しかし、虫は痛みを感じるのだろうか・・。

食べるものすべてが虫になるということはないのであろうけれども、食料の20%が虫で賄われるとすると、5日に一度は虫を食べるということになる。ハンバーグが出てきて、この肉はバッタ製ですなんて言われると躊躇してしまうのだ。
そんな時代がすぐに来ることはないのだろうけれども、そんなにしてまで生きる必要があるのかなどと思ってしまう。東南アジアの国々は多分ずっとそんな生活が続いているのだろうけれども、そこはやっぱり生きてきた文化の違いだから仕方がない。しかし、どこの遺跡でも、ウンコの化石からは当時の人たちは昆虫を食べていたという痕跡が出るそうだ。そう考えると、ご先祖様たちに叱られてしまいそうなのである。

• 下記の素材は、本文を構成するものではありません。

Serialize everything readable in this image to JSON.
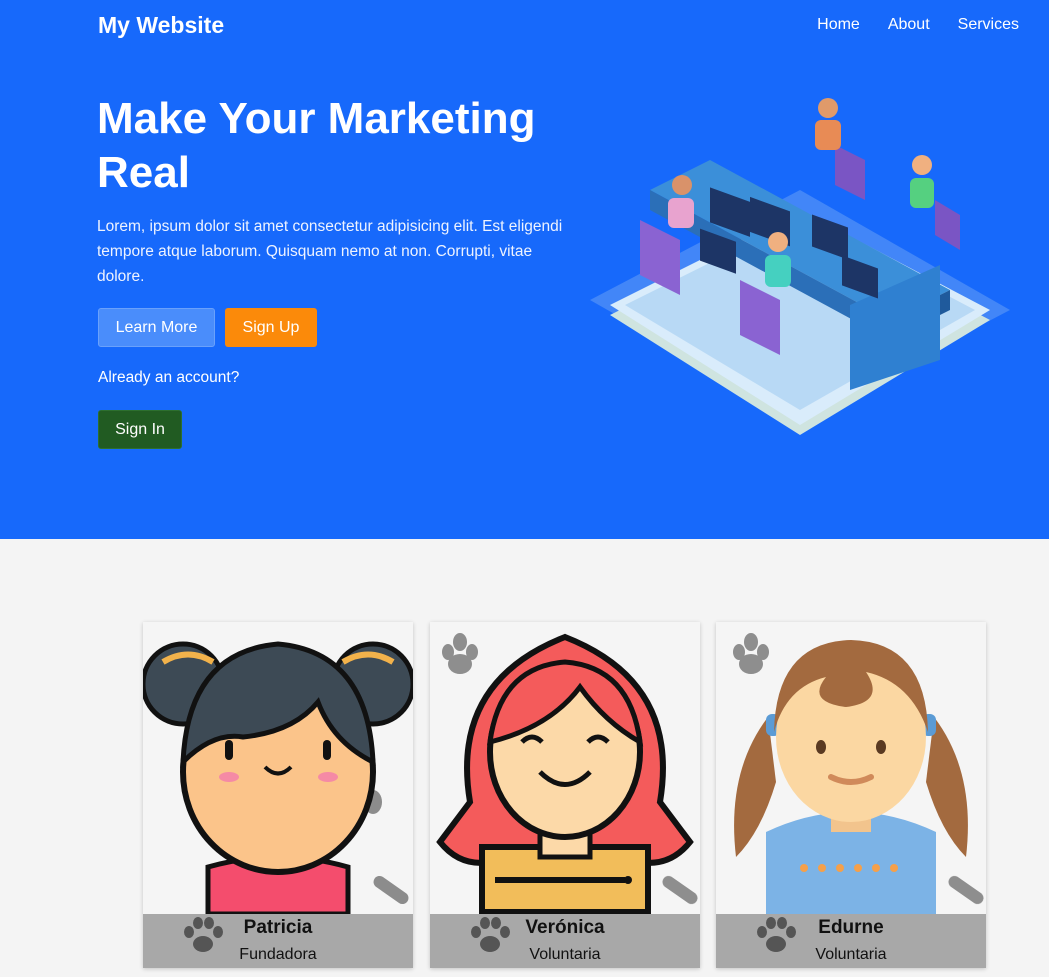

著者も、食が多様になっていく中で、昆虫食が普通の献立になればいいと書いている。それくらいでいいのである。どうやら、昆虫を食べると素晴らしい未来が開かれているというよりも、食べたい人は食べればいいし、そんな文化を持っていなかったらわざわざ食べる必要もないのじゃないかというありきたりのような結論が僕の中で出てくるのである。

これはあくまでも珍味の範疇でいてほしいと願うのだ。


著者は疫学者で詩人だそうだ。もともと翻訳された本というのは文化的な背景の違いもあるのか読みにくいと思いながら読んでいるのであるけれども、おまけに詩人が書いたとなるとほとほと読みにくい文体になっていた。翻訳者の癖というのもあるのだろけれども、教養のない一般人にも分かるような文体とちょっとした解説入れておいてくれないものだろうかと思うのである。